“Entendo!” disse a Rainha, que nesse meio tempo estivera examinandoas rosas. “Cortem-lhes as cabeças!” e o cortejo foi adiante, três dos soldados ficando para trás para executar os desventurados jardineiros, que correram para Alice em busca de proteção.
“Vocês não serão decapitados!” disse Alice, e os enfiou num grande vaso de flores que estava ali perto. Os três soldados andaram ao léu por um ou dois minutos, à procura deles, e em seguida saíram tranquilamente atrás dos outros.
“Cortaram-lhes as cabeças?” gritou a Rainha.
“As cabeças rolaram, para o deleite de Vossa Majestade!” os soldados gritaram em respostas.
“Muito bem!” gritou a Rainha. “Sabe jogar croqué?”
(Aventuras de Alice no País das Maravilhas, Lewis Carroll)

Segundo nos ensinam os velhos compêndios escolares, o homem é um mamífero bípede, composto de cabeça, tronco e membros.
De acordo ainda que com aquelas lições, o homem se distingue dos outros animais pela sua racionalidade, vale dizer, o homem é o único animal que pensa (ou pensa que pensa).
“Penso, logo existo”. A famosa máxima cartesiana bem expressa a importância atribuída à racionalidade ou racionalismo do homem, que compreenderia dois componentes básicos: a alma e o corpo.
A alma seria uma “substância pensante em extensão” (“res cogitans”), da qual o corpo seria apenas “extensão no tempo e no espaço” (“res extensa”).
E por dar tanto valor à capacidade de pensar, o homem considera como a parte mais importante da sua anatomia a cabeça, que é onde se concentram os órgãos e sentidos nobres, como o cérebro, a visão,
audição, o olfato e outros. A cabeça seria, pois, a sede da razão, do pensamento, da memória, da imaginação, das sensações.

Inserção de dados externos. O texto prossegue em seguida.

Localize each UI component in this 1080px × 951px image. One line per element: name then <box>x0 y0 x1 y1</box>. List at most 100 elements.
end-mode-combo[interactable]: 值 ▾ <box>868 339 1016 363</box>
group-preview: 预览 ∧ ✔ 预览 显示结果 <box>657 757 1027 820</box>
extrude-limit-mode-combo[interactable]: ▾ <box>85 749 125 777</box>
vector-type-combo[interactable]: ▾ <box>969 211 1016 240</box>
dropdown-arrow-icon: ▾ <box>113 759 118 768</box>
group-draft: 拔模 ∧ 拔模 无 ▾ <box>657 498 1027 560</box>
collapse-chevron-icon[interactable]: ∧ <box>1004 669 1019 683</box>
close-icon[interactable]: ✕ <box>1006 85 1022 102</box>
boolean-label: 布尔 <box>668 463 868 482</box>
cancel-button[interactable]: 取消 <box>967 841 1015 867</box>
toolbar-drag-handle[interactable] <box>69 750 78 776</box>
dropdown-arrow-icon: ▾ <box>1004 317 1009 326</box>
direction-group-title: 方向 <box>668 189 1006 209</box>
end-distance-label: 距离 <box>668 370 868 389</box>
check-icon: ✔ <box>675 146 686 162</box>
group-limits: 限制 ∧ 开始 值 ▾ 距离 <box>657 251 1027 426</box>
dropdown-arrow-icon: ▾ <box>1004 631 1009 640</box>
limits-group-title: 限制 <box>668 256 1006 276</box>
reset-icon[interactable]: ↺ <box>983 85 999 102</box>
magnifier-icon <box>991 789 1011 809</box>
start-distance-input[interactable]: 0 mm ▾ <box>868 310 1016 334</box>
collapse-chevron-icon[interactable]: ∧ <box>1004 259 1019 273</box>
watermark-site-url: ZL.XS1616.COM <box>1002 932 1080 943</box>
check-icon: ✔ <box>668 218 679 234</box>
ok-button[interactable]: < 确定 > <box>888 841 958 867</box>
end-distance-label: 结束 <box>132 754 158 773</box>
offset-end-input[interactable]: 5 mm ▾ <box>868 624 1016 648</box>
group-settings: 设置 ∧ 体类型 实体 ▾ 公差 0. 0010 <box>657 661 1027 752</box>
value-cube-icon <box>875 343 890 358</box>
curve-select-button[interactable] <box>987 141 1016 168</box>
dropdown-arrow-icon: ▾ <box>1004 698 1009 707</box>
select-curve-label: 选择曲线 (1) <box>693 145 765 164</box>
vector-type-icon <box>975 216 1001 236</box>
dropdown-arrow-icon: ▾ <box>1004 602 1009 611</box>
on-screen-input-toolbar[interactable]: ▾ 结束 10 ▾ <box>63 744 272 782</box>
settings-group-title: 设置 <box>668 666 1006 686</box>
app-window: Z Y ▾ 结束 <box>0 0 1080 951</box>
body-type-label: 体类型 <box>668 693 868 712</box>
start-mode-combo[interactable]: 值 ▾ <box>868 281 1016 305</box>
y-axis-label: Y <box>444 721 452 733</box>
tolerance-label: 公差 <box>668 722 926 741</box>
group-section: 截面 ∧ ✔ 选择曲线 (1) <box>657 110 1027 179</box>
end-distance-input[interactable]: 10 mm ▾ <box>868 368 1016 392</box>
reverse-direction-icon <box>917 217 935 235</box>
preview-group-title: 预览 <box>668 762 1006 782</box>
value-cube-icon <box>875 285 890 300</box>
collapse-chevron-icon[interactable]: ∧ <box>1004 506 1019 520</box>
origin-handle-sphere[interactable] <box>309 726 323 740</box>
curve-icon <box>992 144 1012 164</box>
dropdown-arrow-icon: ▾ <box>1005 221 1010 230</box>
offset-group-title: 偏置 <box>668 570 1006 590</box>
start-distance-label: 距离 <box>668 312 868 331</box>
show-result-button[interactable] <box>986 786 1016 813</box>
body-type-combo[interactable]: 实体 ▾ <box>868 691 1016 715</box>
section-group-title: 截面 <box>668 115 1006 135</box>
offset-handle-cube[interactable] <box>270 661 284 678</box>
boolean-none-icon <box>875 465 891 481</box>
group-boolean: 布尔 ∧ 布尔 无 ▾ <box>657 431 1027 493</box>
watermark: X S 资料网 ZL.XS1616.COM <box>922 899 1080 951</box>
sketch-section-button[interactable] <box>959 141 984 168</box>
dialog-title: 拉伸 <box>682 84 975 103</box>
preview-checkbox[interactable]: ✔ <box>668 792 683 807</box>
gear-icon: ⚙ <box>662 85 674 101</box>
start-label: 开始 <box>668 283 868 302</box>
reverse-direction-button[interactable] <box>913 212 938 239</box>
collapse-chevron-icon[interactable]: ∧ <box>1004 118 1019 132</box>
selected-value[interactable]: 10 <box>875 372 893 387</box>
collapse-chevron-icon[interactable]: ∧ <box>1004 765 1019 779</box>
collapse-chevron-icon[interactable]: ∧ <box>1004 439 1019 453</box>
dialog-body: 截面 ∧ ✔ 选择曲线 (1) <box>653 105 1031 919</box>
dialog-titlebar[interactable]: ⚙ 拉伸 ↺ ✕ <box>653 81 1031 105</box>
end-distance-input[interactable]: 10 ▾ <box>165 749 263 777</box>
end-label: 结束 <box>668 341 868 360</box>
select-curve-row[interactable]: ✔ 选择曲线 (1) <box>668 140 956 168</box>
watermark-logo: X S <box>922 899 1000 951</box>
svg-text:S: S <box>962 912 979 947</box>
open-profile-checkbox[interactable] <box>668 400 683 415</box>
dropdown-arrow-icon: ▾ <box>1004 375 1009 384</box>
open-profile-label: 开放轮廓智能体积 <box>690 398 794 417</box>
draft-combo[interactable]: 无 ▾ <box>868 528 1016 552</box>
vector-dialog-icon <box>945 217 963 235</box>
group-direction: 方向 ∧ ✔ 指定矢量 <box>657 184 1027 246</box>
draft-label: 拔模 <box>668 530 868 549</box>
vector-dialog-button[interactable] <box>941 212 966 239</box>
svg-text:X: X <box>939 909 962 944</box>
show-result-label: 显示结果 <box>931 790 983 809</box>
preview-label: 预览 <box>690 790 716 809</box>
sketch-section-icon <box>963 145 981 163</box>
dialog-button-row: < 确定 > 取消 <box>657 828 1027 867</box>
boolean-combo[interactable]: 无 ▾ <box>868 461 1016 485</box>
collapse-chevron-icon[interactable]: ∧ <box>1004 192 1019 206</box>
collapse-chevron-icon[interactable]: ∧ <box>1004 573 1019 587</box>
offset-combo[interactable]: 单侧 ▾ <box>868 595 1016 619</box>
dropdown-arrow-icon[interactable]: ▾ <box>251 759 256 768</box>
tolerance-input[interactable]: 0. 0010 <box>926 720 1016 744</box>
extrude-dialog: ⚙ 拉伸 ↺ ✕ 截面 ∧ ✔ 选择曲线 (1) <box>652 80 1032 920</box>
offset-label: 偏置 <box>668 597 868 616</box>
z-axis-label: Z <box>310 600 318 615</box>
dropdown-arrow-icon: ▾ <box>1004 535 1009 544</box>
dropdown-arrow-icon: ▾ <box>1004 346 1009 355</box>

Haja vista o sem número de locuções formadas a partir do vocábulo “cabeça”: aquele dotado de talento ou inteligência tem “cabeça forte” ou “boa cabeça”; o que sabe manter a serenidade e a calma é “cabeça fria”; o que é desatento e distraído vive com a “cabeça no ar ou na lua”; quem se porta com altivez e nada tem do que se envergonhar pode andar de “cabeça erguida”; ao contrário, aquele que é submisso e subserviente vive de “cabeça baixa”; o triste e acabrunhado está de “cabeça inchada”, enquanto o teimoso e casmurro tem a “cabeça dura”; quem está confuso ou atrapalhado “não sabe onde tem a cabeça” e o que toma um prejuízo ou sofre alguma perda “leva na cabeça”. O chefe ou o comandante de uma instituição ou grupo, de objetivos lícitos ou criminosos, é o seu “cabeça”, (atenção: qualquer semelhança com pessoas ou fatos é mera coincidência). O marido ou varão já foi legalmente considerado como “cabeça do casal”, função essa que não mais se justifica nem sustenta diante da justa paridade reconhecida às mulheres, que alguns têm o mau gosto de chamar de “varoa”. Até mesmo a parte principal de um dispositivo de lei é o seu “caput” ou “cabeça”.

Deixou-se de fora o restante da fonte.